A psiquiatra comentou também em quais casos é necessária uma avaliação mais criteriosa antes da prescrição. “Como a cannabis medicinal é um medicamento, tem suas indicações — ainda muitas em pesquisa — e suas contra indicações. A cannabis medicinal é uma medicação metabolizada no fígado pelo citocromo P450, que é o mesmo responsável da metabolização de outros medicamentos, portanto pode haver interação com medicações como, por exemplo, a varfarina que é o anticoagulante oral mais utilizado no sistema de saúde”, explicou Lisiane.

Pedidos da cannabis

Defensoria Pública media pedidos de uso de medicamentos a base de cannabis no Ceará. — Foto: Ismael Soares/SVM

Além dos pacientes com autorização judicial, o Ceará tem também pacientes que recebem os medicamentos a base de cannabis já prontos. O g1 questionou se a Secretaria de Saúde faz um levantamento de quantos casos desses há no estado, mas não recebeu resposta até a publicação desta reportagem.

Yamara Lavor, supervisora do Núcleo de Defesa da Saúde da Defensoria Pública do Ceará, comentou sobre como os processos de solicitação acontecem no órgão. “Visando garantir o acesso ao direito à saúde dos pacientes que precisam do medicamento, que precisam da cannabis, a gente judicializa quando esse medicamento é negado”, explicou a supervisora.

Ela informou que é necessária a documentação pessoal e um relatório médico sugerindo o remédio em questão. Em 2022, a maioria dos casos foi de crianças com epilepsia ou paralisia cerebral. Entre os adultos, ela citou fibromialgia e depressão.

“O médico que acompanha o paciente precisa emitir um laudo médico constando o diagnóstico, a necessidade expressa desse medicamento com princípio ativo da cannabis, indicando a quantidade que ele vai utilizar por mês, o tempo de uso — se é indeterminado ou em período determinado”, comentou Yamara.

A defensora comentou também que muitos dos pedidos possuem informe dos médicos relatando que a solicitação por medicamento a base de cannabis veio após o uso de outros tratamentos convencionais, mas que não surtiram efeitos significantes.

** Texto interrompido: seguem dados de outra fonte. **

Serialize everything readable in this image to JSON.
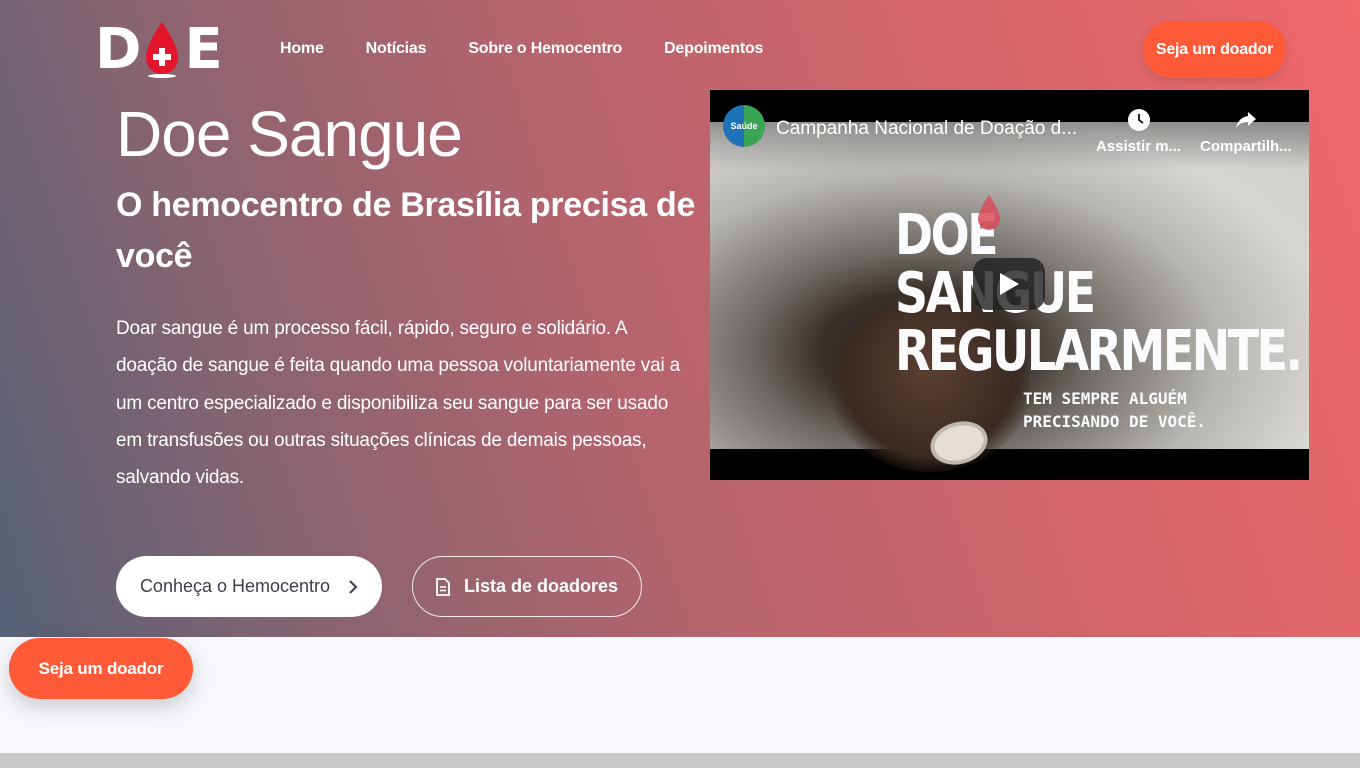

“O caráter de urgência também precisa ser colocado, indicando que para aquele paciente é urgente o fornecimento do medicamento, sob risco de piora do quadro clínico. Muitos, inclusive, com risco de óbito, por exemplo, crianças com epilepsia ou paralisia cerebral que têm crises convulsivas diariamente, e que esse medicamento vai trazer um benefício terapêutico diferente e muito melhor do que outros medicamentos já utilizados”, complementou a supervisora.

Desinformação como problema

O advogado Italo Coelho apontado que a desinformação se apresenta como um dos maiores obstáculos sobre o uso medicinal da cannabis. — Foto: Ismael Soares/SVM

A Rede Reforma foi fundada e registrada em 2016, no Rio de Janeiro, como uma associação civil sem fins lucrativos, com natureza de direito privado, congregando advogados sensíveis às injustiças provocadas pela atual política de drogas no Brasil.

O advogado Italo Coelho pontuou que, dentro da vivência dele enquanto ativista, a desinformação se apresenta como um dos maiores obstáculos. Ele acredita que a forma de encarar a cannabis em uma perspectiva de segurança, como no combate às drogas, afeta a evolução do uso medicinal de remédios a base da planta.

“Um problema que ainda é grande é a falta de informação sobre as aplicabilidades da cannabis para várias coisas; tanto para tratamento de saúde, quanto para uso industrial”, comentou.

“Na minha atuação, enquanto advogado, tenho de ter paciência. Primeiro, saber que nem todo mundo tem compreensão dos aspectos científicos da questão. E também levar ao Judiciário essas informações baseadas na ciência, nos dados”, complementou.